2. Consider the days and times the electives are offered
Remember when you were in college and you could make your dream schedule? No classes before noon, Fridays off, and maybe even free Mondays or Thursdays to give yourself a four-day weekend. You don’t have the luxury to be quite as picky as a 1L, since your schedule will still be mostly made for you, but you can try to fit in your elective exactly where you want.
Electives are offered in the late afternoons and early evenings, so think about which days and times would work best for you. If you know you’ll have a hard time focusing past dinner time, take that into account. On the other hand, if you already have a really busy day of the week that leaves you exhausted, don’t add another class to your schedule that day. This shouldn’t be the only factor you consider when choosing an elective, but it can help you narrow down the list.
3. Ask upperclassmen about their electives
Sometimes, the best way to get an idea of what a class is like is to ask someone who has already taken it. Even if you don’t personally know anyone outside of the 1L class, you can ask your mentor, a TA, or a peer advisor what elective they took. If you have a specific elective you’re interested in and none of those individuals have taken it, they may know others who did.
If you can find someone who took an elective you’re considering, ask them about the professor, the readings, and the class activities. Also, be sure to ask about the workload. You should be able to get through readings more quickly next semester, but you’ll also be taking more credits than you did in the fall, so try not to put too much on your plate.
4. Email the professors
When my elective professor started our first class last year, he mentioned offhand that we must have already seen the syllabus. When it was clear that we hadn’t, he was bewildered. How had we selected the class without knowing what it would entail?

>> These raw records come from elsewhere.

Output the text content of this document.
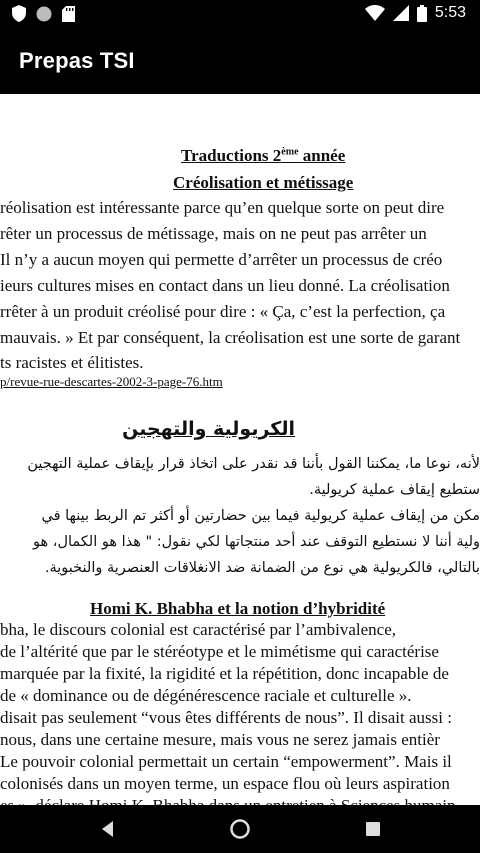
5:53
Prepas TSI
Traductions 2ème année
Créolisation et métissage
réolisation est intéressante parce qu’en quelque sorte on peut dire
rêter un processus de métissage, mais on ne peut pas arrêter un
Il n’y a aucun moyen qui permette d’arrêter un processus de créo
ieurs cultures mises en contact dans un lieu donné. La créolisation
rrêter à un produit créolisé pour dire : « Ça, c’est la perfection, ça
mauvais. » Et par conséquent, la créolisation est une sorte de garant
ts racistes et élitistes.
p/revue-rue-descartes-2002-3-page-76.htm
الكريولية والتهجين
لأنه، نوعا ما، يمكننا القول بأننا قد نقدر على اتخاذ قرار بإيقاف عملية التهجين
ستطيع إيقاف عملية كريولية.
مكن من إيقاف عملية كريولية فيما بين حضارتين أو أكثر تم الربط بينها في
ولية أننا لا نستطيع التوقف عند أحد منتجاتها لكي نقول: " هذا هو الكمال، هو
بالتالي، فالكريولية هي نوع من الضمانة ضد الانغلاقات العنصرية والنخبوية.
Homi K. Bhabha et la notion d’hybridité
bha, le discours colonial est caractérisé par l’ambivalence,
de l’altérité que par le stéréotype et le mimétisme qui caractérise
marquée par la fixité, la rigidité et la répétition, donc incapable de
de « dominance ou de dégénérescence raciale et culturelle ».
disait pas seulement “vous êtes différents de nous”. Il disait aussi :
nous, dans une certaine mesure, mais vous ne serez jamais entièr
Le pouvoir colonial permettait un certain “empowerment”. Mais il
colonisés dans un moyen terme, un espace flou où leurs aspiration
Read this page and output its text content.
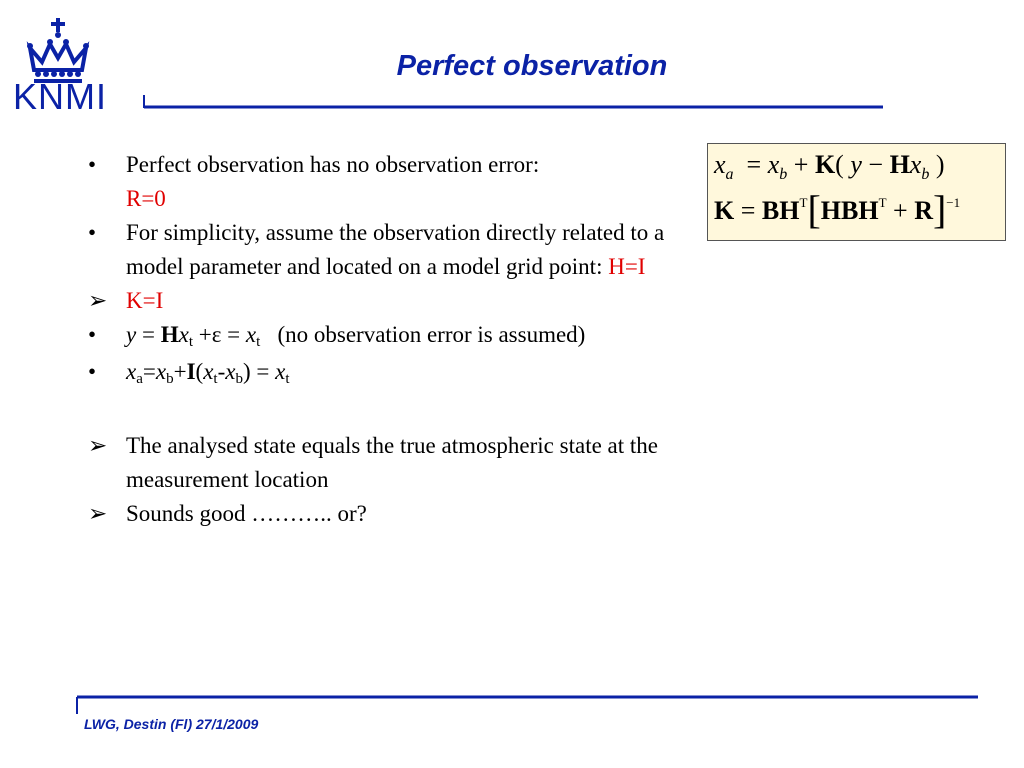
KNMI
Perfect observation
•	Perfect observation has no observation error:
R=0
•	For simplicity, assume the observation directly related to a model parameter and located on a model grid point: H=I
➢ K=I
•	y = Hxt +ε = xt (no observation error is assumed)
•	xa=xb+I(xt-xb) = xt
➢ The analysed state equals the true atmospheric state at the measurement location
➢ Sounds good ……….. or?
$x_a = x_b + K$( $y - Hx_b$ )
$K = BH^T[HBH^T + R]^{-1}$
LWG, Destin (Fl) 27/1/2009
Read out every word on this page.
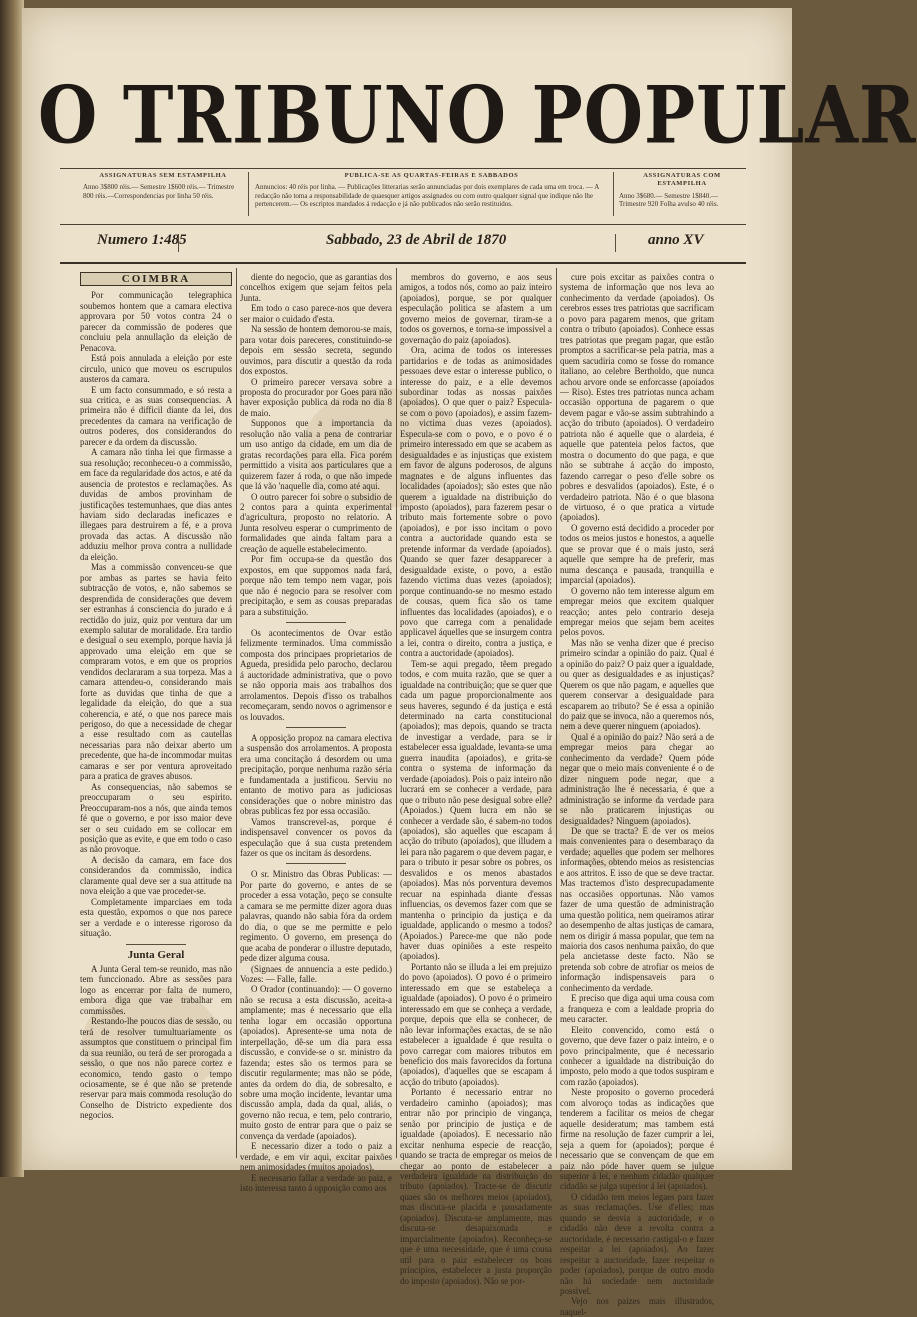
O TRIBUNO POPULAR
ASSIGNATURAS SEM ESTAMPILHA
Anno 3$800 réis.— Semestre 1$600 réis.— Trimestre 800 réis.—Correspondencias por linha 50 réis.
PUBLICA-SE AS QUARTAS-FEIRAS E SABBADOS
Annuncios: 40 réis por linha. — Publicações litterarias serão annunciadas por dois exemplares de cada uma em troca. — A redacção não toma a responsabilidade de quaesquer artigos assignados ou com outro qualquer signal que indique não lhe pertencerem.— Os escriptos mandados á redacção e já não publicados não serão restituidos.
ASSIGNATURAS COM ESTAMPILHA
Anno 3$680.— Semestre 1$840.— Trimestre 920 Folha avulso 40 réis.
Numero 1:485	Sabbado, 23 de Abril de 1870	anno XV
COIMBRA

Por communicação telegraphica soubemos hontem que a camara electiva approvara por 50 votos contra 24 o parecer da commissão de poderes que concluiu pela annullação da eleição de Penacova.

Está pois annulada a eleição por este circulo, unico que moveu os escrupulos austeros da camara.

E um facto consummado, e só resta a sua critica, e as suas consequencias. A primeira não é difficil diante da lei, dos precedentes da camara na verificação de outros poderes, dos considerandos do parecer e da ordem da discussão.

A camara não tinha lei que firmasse a sua resolução; reconheceu-o a commissão, em face da regularidade dos actos, e até da ausencia de protestos e reclamações. As duvidas de ambos provinham de justificações testemunhaes, que dias antes haviam sido declaradas ineficazes e illegaes para destruirem a fé, e a prova provada das actas. A discussão não adduziu melhor prova contra a nullidade da eleição.

Mas a commissão convenceu-se que por ambas as partes se havia feito subtracção de votos, e, não sabemos se desprendida de considerações que devem ser estranhas á consciencia do jurado e á rectidão do juiz, quiz por ventura dar um exemplo salutar de moralidade. Era tardio e desigual o seu exemplo, porque havia já approvado uma eleição em que se compraram votos, e em que os proprios vendidos declararam a sua torpeza. Mas a camara attendeu-o, considerando mais forte as duvidas que tinha de que a legalidade da eleição, do que a sua coherencia, e até, o que nos parece mais perigoso, do que a necessidade de chegar a esse resultado com as cautellas necessarias para não deixar aberto um precedente, que ha-de incommodar muitas camaras e ser por ventura aproveitado para a pratica de graves abusos.

As consequencias, não sabemos se preoccuparam o seu espirito. Preoccuparam-nos a nós, que ainda temos fé que o governo, e por isso maior deve ser o seu cuidado em se collocar em posição que as evite, e que em todo o caso as não provoque.

A decisão da camara, em face dos considerandos da commissão, indica claramente qual deve ser a sua attitude na nova eleição a que vae proceder-se.

Completamente imparciaes em toda esta questão, expomos o que nos parece ser a verdade e o interesse rigoroso da situação.

Junta Geral

A Junta Geral tem-se reunido, mas não tem funccionado. Abre as sessões para logo as encerrar por falta de numero, embora diga que vae trabalhar em commissões.

Restando-lhe poucos dias de sessão, ou terá de resolver tumultuariamente os assumptos que constituem o principal fim da sua reunião, ou terá de ser prorogada a sessão, o que nos não parece cortez e economico, tendo gasto o tempo ociosamente, se é que não se pretende reservar para mais commoda resolução do Conselho de Districto expediente dos negocios.

diente do negocio, que as garantias dos concelhos exigem que sejam feitos pela Junta.

Em todo o caso parece-nos que devera ser maior o cuidado d'esta.

Na sessão de hontem demorou-se mais, para votar dois pareceres, constituindo-se depois em sessão secreta, segundo ouvimos, para discutir a questão da roda dos expostos.

O primeiro parecer versava sobre a proposta do procurador por Goes para não haver exposição publica da roda no dia 8 de maio.

Supponos que a importancia da resolução não valia a pena de contrariar um uso antigo da cidade, em um dia de gratas recordações para ella. Fica porém permittido a visita aos particulares que a quizerem fazer á roda, o que não impede que lá vão 'naquelle dia, como até aqui.

O outro parecer foi sobre o subsidio de 2 contos para a quinta experimental d'agricultura, proposto no relatorio. A Junta resolveu esperar o cumprimento de formalidades que ainda faltam para a creação de aquelle estabelecimento.

Por fim occupa-se da questão dos expostos, em que suppomos nada fará, porque não tem tempo nem vagar, pois que não é negocio para se resolver com precipitação, e sem as cousas preparadas para a substituição.

Os acontecimentos de Ovar estão felizmente terminados. Uma commissão composta dos principaes proprietarios de Agueda, presidida pelo parocho, declarou á auctoridade administrativa, que o povo se não opporia mais aos trabalhos dos arrolamentos. Depois d'isso os trabalhos recomeçaram, sendo novos o agrimensor e os louvados.

A opposição propoz na camara electiva a suspensão dos arrolamentos. A proposta era uma concitação á desordem ou uma precipitação, porque nenhuma razão séria e fundamentada a justificou. Serviu no entanto de motivo para as judiciosas considerações que o nobre ministro das obras publicas fez por essa occasião.

Vamos transcrevel-as, porque é indispensavel convencer os povos da especulação que á sua custa pretendem fazer os que os incitam ás desordens.

O sr. Ministro das Obras Publicas: — Por parte do governo, e antes de se proceder a essa votação, peço se consulte a camara se me permitte dizer agora duas palavras, quando não sabia fóra da ordem do dia, o que se me permitte e pelo regimento. O governo, em presença do que acaba de ponderar o illustre deputado, pede dizer alguma cousa.

(Signaes de annuencia a este pedido.) Vozes: — Falle, falle.

O Orador (continuando): — O governo não se recusa a esta discussão, aceita-a amplamente; mas é necessario que ella tenha logar em occasião opportuna (apoiados). Apresente-se uma nota de interpellação, dê-se um dia para essa discussão, e convide-se o sr. ministro da fazenda; estes são os termos para se discutir regularmente; mas não se póde, antes da ordem do dia, de sobresalto, e sobre uma moção incidente, levantar uma discussão ampla, dada da qual, aliás, o governo não recua, e tem, pelo contrario, muito gosto de entrar para que o paiz se convença da verdade (apoiados).

E necessario dizer a todo o paiz a verdade, e em vir aqui, excitar paixões nem animosidades (muitos apoiados).

E necessario fallar a verdade ao paiz, e isto interessa tanto á opposição como aos

membros do governo, e aos seus amigos, a todos nós, como ao paiz inteiro (apoiados), porque, se por qualquer especulação politica se afastem a um governo meios de governar, tiram-se a todos os governos, e torna-se impossivel a governação do paiz (apoiados).

Ora, acima de todos os interesses partidarios e de todas as animosidades pessoaes deve estar o interesse publico, o interesse do paiz, e a elle devemos subordinar todas as nossas paixões (apoiados). O que quer o paiz? Especula-se com o povo (apoiados), e assim fazem-no victima duas vezes (apoiados). Especula-se com o povo, e o povo é o primeiro interessado em que se acabem as desigualdades e as injustiças que existem em favor de alguns poderosos, de alguns magnates e de alguns influentes das localidades (apoiados); são estes que não querem a igualdade na distribuição do imposto (apoiados), para fazerem pesar o tributo mais fortemente sobre o povo (apoiados), e por isso incitam o povo contra a auctoridade quando esta se pretende informar da verdade (apoiados). Quando se quer fazer desapparecer a desigualdade existe, o povo, a estão fazendo victima duas vezes (apoiados); porque continuando-se no mesmo estado de cousas, quem fica são os tame influentes das localidades (apoiados), e o povo que carrega com a penalidade applicavel áquelles que se insurgem contra a lei, contra o direito, contra a justiça, e contra a auctoridade (apoiados).

Tem-se aqui pregado, têem pregado todos, e com muita razão, que se quer a igualdade na contribuição; que se quer que cada um pague proporcionalmente aos seus haveres, segundo é da justiça e está determinado na carta constitucional (apoiados); mas depois, quando se tracta de investigar a verdade, para se ir estabelecer essa igualdade, levanta-se uma guerra inaudita (apoiados), e grita-se contra o systema de informação da verdade (apoiados). Pois o paiz inteiro não lucrará em se conhecer a verdade, para que o tributo não pese desigual sobre elle? (Apoiados.) Quem lucra em não se conhecer a verdade são, é sabem-no todos (apoiados), são aquelles que escapam á acção do tributo (apoiados), que illudem a lei para não pagarem o que devem pagar, e para o tributo ir pesar sobre os pobres, os desvalidos e os menos abastados (apoiados). Mas nós porventura devemos recuar na espinhada diante d'essas influencias, os devemos fazer com que se mantenha o principio da justiça e da igualdade, applicando o mesmo a todos? (Apoiados.) Parece-me que não pode haver duas opiniões a este respeito (apoiados).

Portanto não se illuda a lei em prejuizo do povo (apoiados). O povo é o primeiro interessado em que se estabeleça a igualdade (apoiados). O povo é o primeiro interessado em que se conheça a verdade, porque, depois que ella se conhecer, de não levar informações exactas, de se não estabelecer a igualdade é que resulta o povo carregar com maiores tributos em beneficio dos mais favorecidos da fortuna (apoiados), d'aquelles que se escapam á acção do tributo (apoiados).

Portanto é necessario entrar no verdadeiro caminho (apoiados); mas entrar não por principio de vingança, senão por principio de justiça e de igualdade (apoiados). E necessario não excitar nenhuma especie de reacção, quando se tracta de empregar os meios de chegar ao ponto de estabelecer a verdadeira igualdade na distribuição do tributo (apoiados). Tracte-se de discutir quaes são os melhores meios (apoiados), mas discuta-se placida e pausadamente (apoiados). Discuta-se amplamente, mas discuta-se desapaixonada e imparcialmente (apoiados). Reconheça-se que é uma necessidade, que é uma cousa util para o paiz estabelecer os bons principios, estabelecer a justa proporção do imposto (apoiados). Não se por-

cure pois excitar as paixões contra o systema de informação que nos leva ao conhecimento da verdade (apoiados). Os cerebros esses tres patriotas que sacrificam o povo para pagarem menos, que gritam contra o tributo (apoiados). Conhece essas tres patriotas que pregam pagar, que estão promptos a sacrificar-se pela patria, mas a quem sacudiria como se fosse do romance italiano, ao celebre Bertholdo, que nunca achou arvore onde se enforcasse (apoiados — Riso). Estes tres patriotas nunca acham occasião opportuna de pagarem o que devem pagar e vão-se assim subtrahindo a acção do tributo (apoiados). O verdadeiro patriota não é aquelle que o alardeia, é aquelle que patenteia pelos factos, que mostra o documento do que paga, e que não se subtrahe á acção do imposto, fazendo carregar o peso d'elle sobre os pobres e desvalidos (apoiados). Este, é o verdadeiro patriota. Não é o que blasona de virtuoso, é o que pratica a virtude (apoiados).

O governo está decidido a proceder por todos os meios justos e honestos, a aquelle que se provar que é o mais justo, será aquelle que sempre ha de preferir, mas numa descança e pausada, tranquilla e imparcial (apoiados).

O governo não tem interesse algum em empregar meios que excitem qualquer reacção; antes pelo contrario deseja empregar meios que sejam bem aceites pelos povos.

Mas não se venha dizer que é preciso primeiro scindar a opinião do paiz. Qual é a opinião do paiz? O paiz quer a igualdade, ou quer as desigualdades e as injustiças? Querem os que não pagam, e aquelles que querem conservar a desigualdade para escaparem ao tributo? Se é essa a opinião do paiz que se invoca, não a queremos nós, nem a deve querer ninguem (apoiados).

Qual é a opinião do paiz? Não será a de empregar meios para chegar ao conhecimento da verdade? Quem póde negar que o meio mais conveniente é o de dizer ninguem pode negar, que a administração lhe é necessaria, é que a administração se informe da verdade para se não praticarem injustiças ou desigualdades? Ninguem (apoiados).

De que se tracta? E de ver os meios mais convenientes para o desembaraço da verdade; aquelles que podem ser melhores informações, obtendo meios as resistencias e aos attritos. E isso de que se deve tractar. Mas tractemos d'isto desprecupadamente nas occasiões opportunas. Não vamos fazer de uma questão de administração uma questão politica, nem queiramos atirar ao desempenho de altas justiças de camara, nem os dirigir á massa popular, que tem na maioria dos casos nenhuma paixão, do que pela ancietasse deste facto. Não se pretenda sob cobre de atrofiar os meios de informação indispensaveis para o conhecimento da verdade.

E preciso que diga aqui uma cousa com a franqueza e com a lealdade propria do meu caracter.

Eleito convencido, como está o governo, que deve fazer o paiz inteiro, e o povo principalmente, que é necessario conhecer a igualdade na distribuição do imposto, pelo modo a que todos suspiram e com razão (apoiados).

Neste proposito o governo procederá com alvoroço todas as indicações que tenderem a facilitar os meios de chegar aquelle desideratum; mas tambem está firme na resolução de fazer cumprir a lei, seja a quem for (apoiados); porque é necessario que se convençam de que em paiz não póde haver quem se julgue superior á lei, e nenhum cidadão qualquer cidadão se julga superior á lei (apoiados).

O cidadão tem meios legaes para fazer as suas reclamações. Use d'elles; mas quando se desvia a auctoridade, e o cidadão não deve a revolta contra a auctoridade, é necessario castigal-o e fazer respeitar a lei (apoiados). Ao fazer respeitar a auctoridade, fazer respeitar o poder (apoiados), porque de outro modo não há sociedade nem auctoridade possivel.

Vejo nos paizes mais illustrados, naquel-
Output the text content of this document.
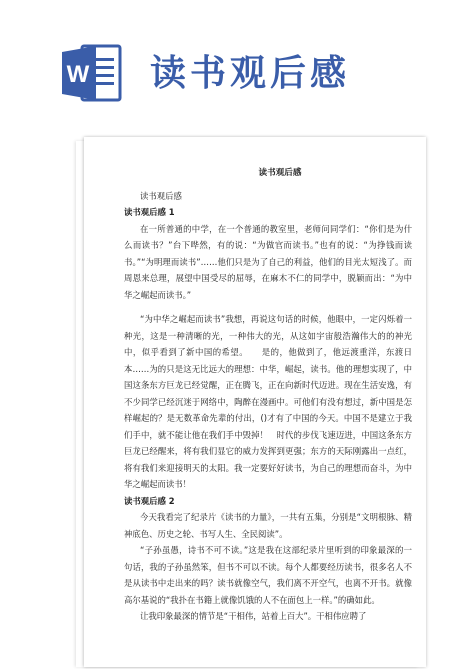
W 读书观后感
读书观后感

读书观后感

读书观后感 1

在一所普通的中学，在一个普通的教室里，老师问同学们：“你们是为什么而读书？”台下哗然，有的说：“为做官而读书。”也有的说：“为挣钱而读书。”“为明理而读书”……他们只是为了自己的利益，他们的目光太短浅了。而周恩来总理，展望中国受尽的屈辱，在麻木不仁的同学中，脱颖而出：“为中华之崛起而读书。”

“为中华之崛起而读书”我想，再说这句话的时候，他眼中，一定闪烁着一种光，这是一种清晰的光，一种伟大的光，从这如宇宙般浩瀚伟大的的神光中，似乎看到了新中国的希望。　　是的，他做到了，他远渡重洋，东渡日本……为的只是这无比远大的理想：中华，崛起，读书。他的理想实现了，中国这条东方巨龙已经觉醒，正在腾飞，正在向新时代迈进。现在生活安逸，有不少同学已经沉迷于网络中，陶醉在漫画中。可他们有没有想过，新中国是怎样崛起的？是无数革命先辈的付出，()才有了中国的今天。中国不是建立于我们手中，就不能让他在我们手中毁掉！　时代的步伐飞速迈进，中国这条东方巨龙已经醒来，将有我们显它的威力发挥到更强；东方的天际刚露出一点红，将有我们来迎接明天的太阳。我一定要好好读书，为自己的理想而奋斗，为中华之崛起而读书！

读书观后感 2

今天我看完了纪录片《读书的力量》，一共有五集，分别是“文明根脉、精神底色、历史之轮、书写人生、全民阅读”。

“子孙虽愚，诗书不可不读。”这是我在这部纪录片里听到的印象最深的一句话，我的子孙虽然笨，但书不可以不读。每个人都要经历读书，很多名人不是从读书中走出来的吗？读书就像空气，我们离不开空气，也离不开书。就像高尔基说的“我扑在书籍上就像饥饿的人不在面包上一样。”的确如此。

让我印象最深的情节是“干相伟，站着上百大”。干相伟应聘了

The synopses that I mentioned earlier offer a great description of the kind of material you can expect from each class, but it doesn’t go into much detail about what the class structure will be like, or what your class-to-class burden might be. If you’re really stuck between two electives and don’t know which to choose, email the professors and see if you can get a little more information about the courses. Getting a better picture of what you can expect may help you lean one way or the other.